Colophon
Foundation
This site is a personal digital garden built with Next.js 16 (App Router) and TypeScript. Content lives in Sanity and is pulled in at build-time with GROQ queries. The code is kept in a GitHub repository and deployed to Netlify.
Content model
The garden is organized into a few main content types in Sanity:
- Notes – short thoughts, ideas, and experiments.
- Weekly recaps – one entry per week, indexed by year and week number (e.g.
2025 – Week #47). - Letters – long-form writing addressed to Dove and Elle.
- Reading log – book reviews with ratings, key takeaways, and a simple “buy” link.
All rich text is stored as Portable Text and rendered on the site with custom components that preserve paragraphs and basic formatting.
Design & layout
The layout is intentionally minimal: a narrow column, plenty of spacing, and almost no traditional navigation. Most of the styling is done with Tailwind CSS, using a dark background with muted grays for body text and slightly brighter accents for links and labels.

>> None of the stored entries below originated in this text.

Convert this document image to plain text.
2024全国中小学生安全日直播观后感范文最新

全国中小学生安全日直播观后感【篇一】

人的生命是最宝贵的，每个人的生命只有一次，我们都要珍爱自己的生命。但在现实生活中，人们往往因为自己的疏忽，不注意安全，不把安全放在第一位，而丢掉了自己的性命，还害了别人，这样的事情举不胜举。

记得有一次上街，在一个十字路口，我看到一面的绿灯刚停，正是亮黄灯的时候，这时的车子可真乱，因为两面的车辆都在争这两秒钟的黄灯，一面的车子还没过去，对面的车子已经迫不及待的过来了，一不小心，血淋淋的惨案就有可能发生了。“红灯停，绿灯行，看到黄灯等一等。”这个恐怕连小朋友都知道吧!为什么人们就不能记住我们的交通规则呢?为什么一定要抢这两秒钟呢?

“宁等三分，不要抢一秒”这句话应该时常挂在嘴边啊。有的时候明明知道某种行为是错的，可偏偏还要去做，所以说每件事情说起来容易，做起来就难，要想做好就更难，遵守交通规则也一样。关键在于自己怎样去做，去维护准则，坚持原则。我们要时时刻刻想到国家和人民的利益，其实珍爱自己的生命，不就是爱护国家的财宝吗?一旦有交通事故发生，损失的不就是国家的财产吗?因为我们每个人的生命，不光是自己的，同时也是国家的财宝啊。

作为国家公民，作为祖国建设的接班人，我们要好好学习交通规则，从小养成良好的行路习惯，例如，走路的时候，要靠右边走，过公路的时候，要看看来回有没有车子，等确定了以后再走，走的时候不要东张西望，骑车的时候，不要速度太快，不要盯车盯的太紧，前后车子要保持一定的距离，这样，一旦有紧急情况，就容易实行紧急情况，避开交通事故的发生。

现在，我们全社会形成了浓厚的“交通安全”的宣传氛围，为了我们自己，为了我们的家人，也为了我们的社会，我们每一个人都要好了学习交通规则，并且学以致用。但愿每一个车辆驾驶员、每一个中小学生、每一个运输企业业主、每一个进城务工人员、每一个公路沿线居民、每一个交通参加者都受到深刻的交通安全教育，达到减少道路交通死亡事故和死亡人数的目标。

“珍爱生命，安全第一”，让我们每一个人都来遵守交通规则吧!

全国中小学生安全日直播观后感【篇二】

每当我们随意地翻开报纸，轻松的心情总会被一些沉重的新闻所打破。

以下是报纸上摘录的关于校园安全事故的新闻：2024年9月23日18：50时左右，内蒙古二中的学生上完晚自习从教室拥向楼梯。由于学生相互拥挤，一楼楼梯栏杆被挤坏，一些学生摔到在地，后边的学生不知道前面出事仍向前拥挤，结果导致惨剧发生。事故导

Typography pairs a monospaced feel for headings with a more readable sans-serif for long-form text. The goal is to feel like a developer notebook and a personal journal at the same time.

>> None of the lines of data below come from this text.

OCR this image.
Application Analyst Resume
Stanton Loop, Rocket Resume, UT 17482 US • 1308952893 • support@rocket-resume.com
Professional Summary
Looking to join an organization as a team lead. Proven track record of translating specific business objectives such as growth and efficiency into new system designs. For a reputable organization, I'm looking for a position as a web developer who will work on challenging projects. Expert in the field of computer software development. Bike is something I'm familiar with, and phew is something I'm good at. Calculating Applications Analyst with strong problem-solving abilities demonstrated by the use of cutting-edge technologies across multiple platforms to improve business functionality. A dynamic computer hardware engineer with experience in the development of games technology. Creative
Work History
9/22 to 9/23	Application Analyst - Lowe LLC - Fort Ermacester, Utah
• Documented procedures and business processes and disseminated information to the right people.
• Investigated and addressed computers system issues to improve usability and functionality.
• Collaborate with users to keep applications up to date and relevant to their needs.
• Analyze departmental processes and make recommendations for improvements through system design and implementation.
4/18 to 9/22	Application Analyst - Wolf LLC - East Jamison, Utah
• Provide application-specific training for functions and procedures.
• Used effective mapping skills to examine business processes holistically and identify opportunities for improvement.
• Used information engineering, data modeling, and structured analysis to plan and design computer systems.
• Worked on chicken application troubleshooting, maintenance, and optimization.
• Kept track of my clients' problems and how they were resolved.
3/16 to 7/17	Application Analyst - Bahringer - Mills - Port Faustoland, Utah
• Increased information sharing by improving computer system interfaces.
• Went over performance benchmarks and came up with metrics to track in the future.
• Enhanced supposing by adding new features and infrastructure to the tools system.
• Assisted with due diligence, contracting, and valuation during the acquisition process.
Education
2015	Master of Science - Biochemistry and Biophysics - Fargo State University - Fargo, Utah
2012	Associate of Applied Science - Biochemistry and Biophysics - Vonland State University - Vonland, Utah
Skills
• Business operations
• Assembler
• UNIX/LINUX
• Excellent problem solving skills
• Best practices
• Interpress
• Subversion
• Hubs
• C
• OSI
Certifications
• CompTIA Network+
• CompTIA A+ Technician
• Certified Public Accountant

Navigation is deliberately constrained: aside from the home page, each page exposes a single Back button that lets you move backward through your path instead of jumping around via a global header. It's meant to feel more like walking a path than using an app.
Editing & tooling
Content is edited in Sanity Studio, running as a separate local instance during writing sessions. The Next.js app pulls from the same project ID and dataset and uses ISR (incremental static regeneration) to keep pages reasonably fresh without giving up on static builds.

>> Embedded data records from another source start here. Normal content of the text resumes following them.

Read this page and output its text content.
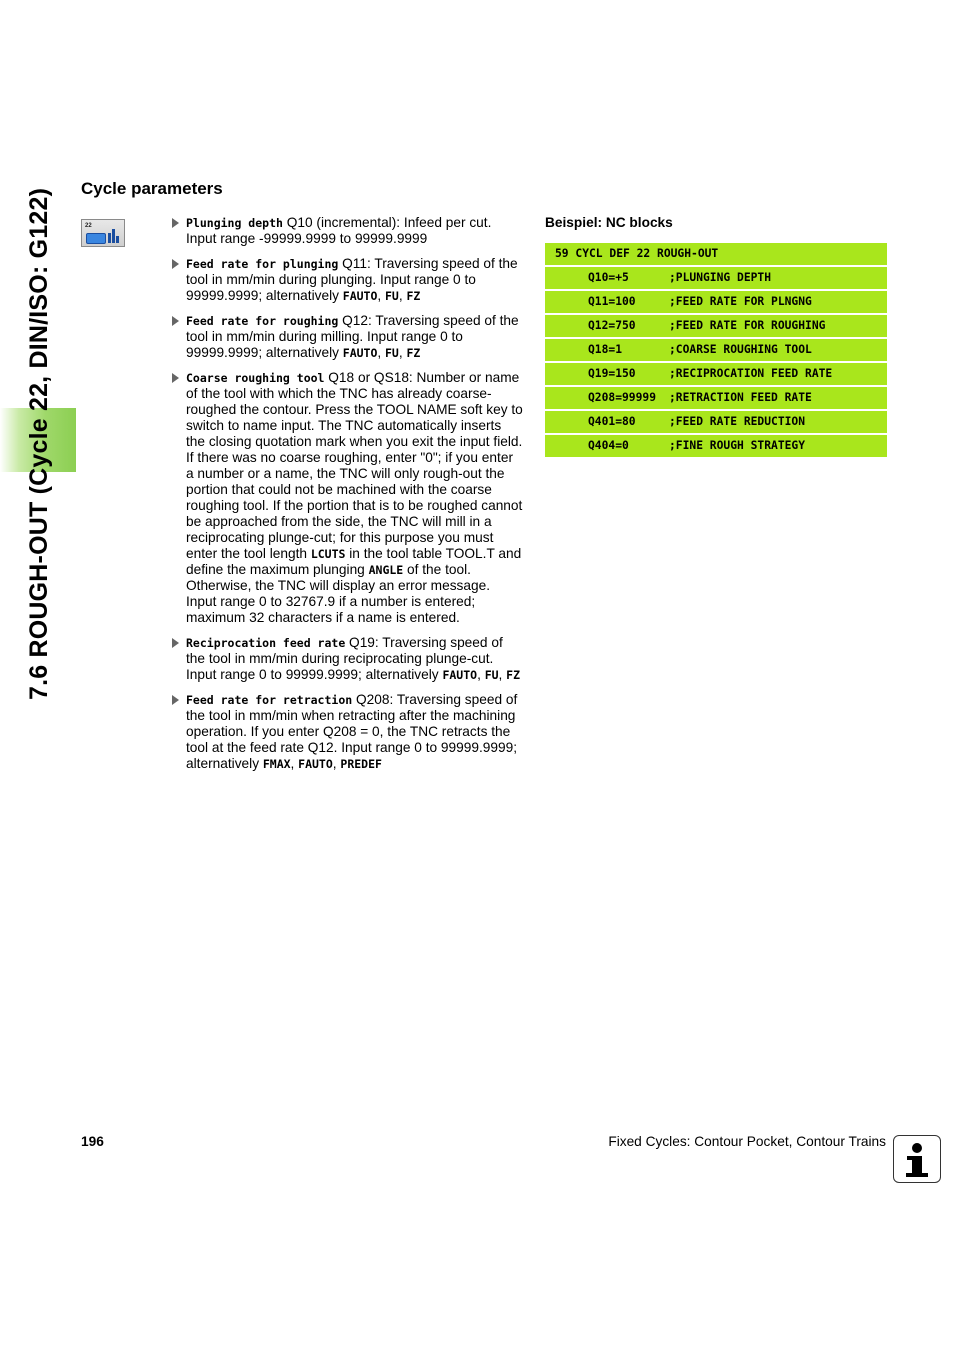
7.6 ROUGH-OUT (Cycle 22, DIN/ISO: G122) Cycle parameters
22	Plunging depth Q10 (incremental): Infeed per cut. Input range -99999.9999 to 99999.9999
Feed rate for plunging Q11: Traversing speed of the tool in mm/min during plunging. Input range 0 to 99999.9999; alternatively FAUTO, FU, FZ
Feed rate for roughing Q12: Traversing speed of the tool in mm/min during milling. Input range 0 to 99999.9999; alternatively FAUTO, FU, FZ
Coarse roughing tool Q18 or QS18: Number or name of the tool with which the TNC has already coarse-roughed the contour. Press the TOOL NAME soft key to switch to name input. The TNC automatically inserts the closing quotation mark when you exit the input field. If there was no coarse roughing, enter "0"; if you enter a number or a name, the TNC will only rough-out the portion that could not be machined with the coarse roughing tool. If the portion that is to be roughed cannot be approached from the side, the TNC will mill in a reciprocating plunge-cut; for this purpose you must enter the tool length LCUTS in the tool table TOOL.T and define the maximum plunging ANGLE of the tool. Otherwise, the TNC will display an error message. Input range 0 to 32767.9 if a number is entered; maximum 32 characters if a name is entered.
Reciprocation feed rate Q19: Traversing speed of the tool in mm/min during reciprocating plunge-cut. Input range 0 to 99999.9999; alternatively FAUTO, FU, FZ
Feed rate for retraction Q208: Traversing speed of the tool in mm/min when retracting after the machining operation. If you enter Q208 = 0, the TNC retracts the tool at the feed rate Q12. Input range 0 to 99999.9999; alternatively FMAX, FAUTO, PREDEF
Beispiel: NC blocks
59 CYCL DEF 22 ROUGH-OUT
Q10=+5	;PLUNGING DEPTH
Q11=100	;FEED RATE FOR PLNGNG
Q12=750	;FEED RATE FOR ROUGHING
Q18=1	;COARSE ROUGHING TOOL
Q19=150	;RECIPROCATION FEED RATE
Q208=99999 ;RETRACTION FEED RATE
Q401=80	;FEED RATE REDUCTION
Q404=0	;FINE ROUGH STRATEGY
196	Fixed Cycles: Contour Pocket, Contour Trains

Deploys are triggered automatically from pushes to the main branch. Netlify handles builds, environment variables, and serving the production bundle.
Philosophy
This garden is designed to change over time. Some notes will stay half-formed, some weeks will be thin, some letters will be heavy. That's intentional. The goal isn't to maintain a polished archive, but to leave a visible trail of thinking, reading, and living across years.